Meine Damen und Herren, Rheinland-Pfalz ist auf dem Weg, das Klimaschutzziel für das Jahr 2020 zu erreichen. Im Vergleich zum Jahr 1990 haben sich bis zum Jahr 2015 die im Land emittierten Treibhausgase bereits um 37 % reduziert.

Klima schützen, Energieversorgung sichern, Energierechnungen reduzieren und Arbeitsplätze schaffen, sind heute noch die Pfeiler unserer Energiestrategie, zu der es gehört, Energie einzusparen, die Energieeffizienz zu steigern, erneuerbare Energien weiter auszubauen und die eigene Energieversorgung im Land zu stärken.

Bis zum Jahr 2020 haben wir uns das konkrete Ziel gesetzt, mindestens 30 % Anteil der erneuerbaren Energien am Stromverbrauch erzeugt in Rheinland-Pfalz darzustellen. Wir sind bestens unterwegs. Lag der Anteil der erneuerbaren Energien beim Stromverbrauch in Rheinland-Pfalz im Jahr 2002 bei nur 5,4 % – Herr Hartenfels hat es vorhin schon erwähnt –, sind wir inzwischen bei 9 Milliarden kWh: also eine wahnsinnige Entwicklung, die wir dort hingelegt haben.
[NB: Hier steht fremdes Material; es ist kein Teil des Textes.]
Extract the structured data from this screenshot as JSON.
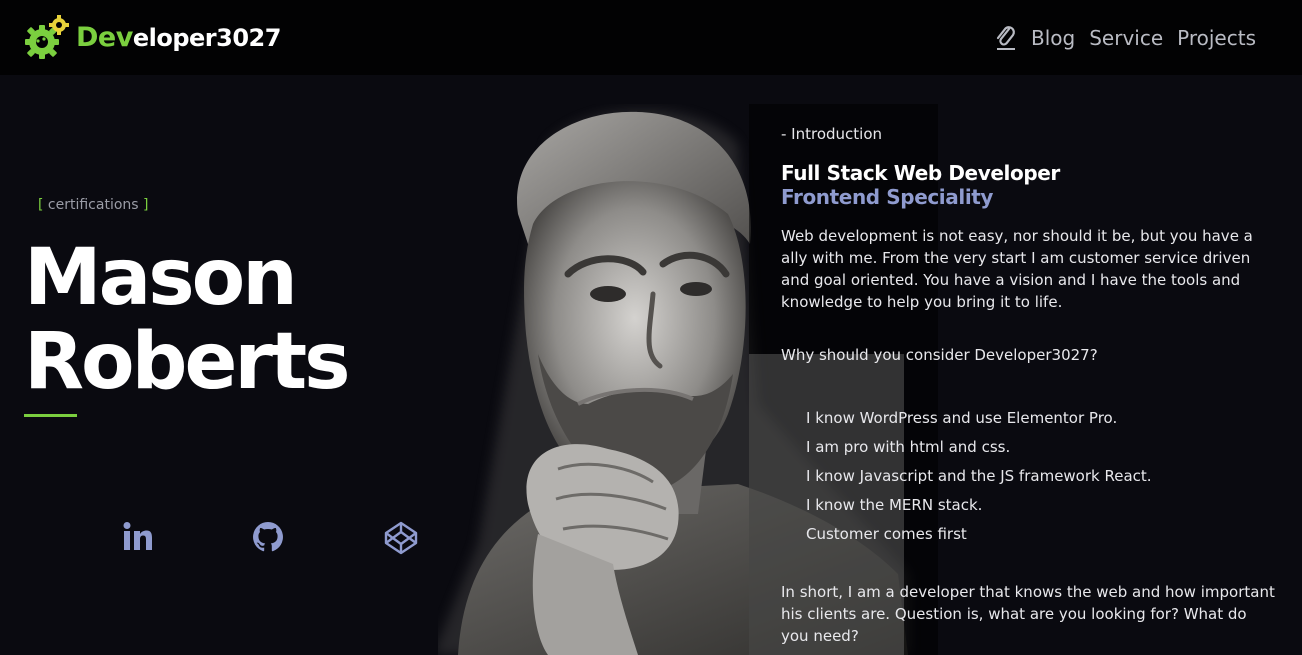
{
  "brand": {
    "name_accent": "Dev",
    "name_rest": "eloper3027",
    "logo_icon": "gear-logo-icon",
    "accent_color": "#7bcf3f"
  },
  "nav": {
    "clip_icon": "paperclip-icon",
    "links": [
      {
        "label": "Blog"
      },
      {
        "label": "Service"
      },
      {
        "label": "Projects"
      }
    ]
  },
  "hero": {
    "certifications_open": "[ ",
    "certifications_label": "certifications",
    "certifications_close": " ]",
    "first_name": "Mason",
    "last_name": "Roberts",
    "social": [
      {
        "icon": "linkedin-icon"
      },
      {
        "icon": "github-icon"
      },
      {
        "icon": "codepen-icon"
      }
    ],
    "social_color": "#8f9bcf"
  },
  "intro": {
    "label": "- Introduction",
    "headline": "Full Stack Web Developer",
    "subhead": "Frontend Speciality",
    "subhead_color": "#8f9bcf",
    "paragraph1": "Web development is not easy, nor should it be, but you have a ally with me. From the very start I am customer service driven and goal oriented. You have a vision and I have the tools and knowledge to help you bring it to life.",
    "paragraph2": "Why should you consider Developer3027?",
    "skills": [
      "I know WordPress and use Elementor Pro.",
      "I am pro with html and css.",
      "I know Javascript and the JS framework React.",
      "I know the MERN stack.",
      "Customer comes first"
    ],
    "paragraph3": "In short, I am a developer that knows the web and how important his clients are. Question is, what are you looking for? What do you need?"
  }
}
Bei der Photovoltaik und der Solarwärmeerzeugung belegt Rheinland-Pfalz im Vergleich der Bundesländer immer vordere Plätze, ebenfalls ein respektabler Erfolg in unserem Land.

Meine Damen und Herren, die Beispiele für eine erfolgreiche Energiewende ließen sich mühelos fortführen. Die Zahlen sind Ihnen umfassend bekannt. Lassen Sie mich deshalb noch auf einen anderen Aspekt der Energiewende, die Umsetzung in den Kommunen, eingehen. Das ist äußerst wichtig für mich und meine Fraktion. Ein Schwerpunkt unserer Maßnahmen zur Energieeinsparung sind die energetische Sanierung von Gebäuden und der Neubau von Häusern, die mehr Energie produzieren als sie verbrauchen, mit Partnern aus Handwerk und Gewerbe.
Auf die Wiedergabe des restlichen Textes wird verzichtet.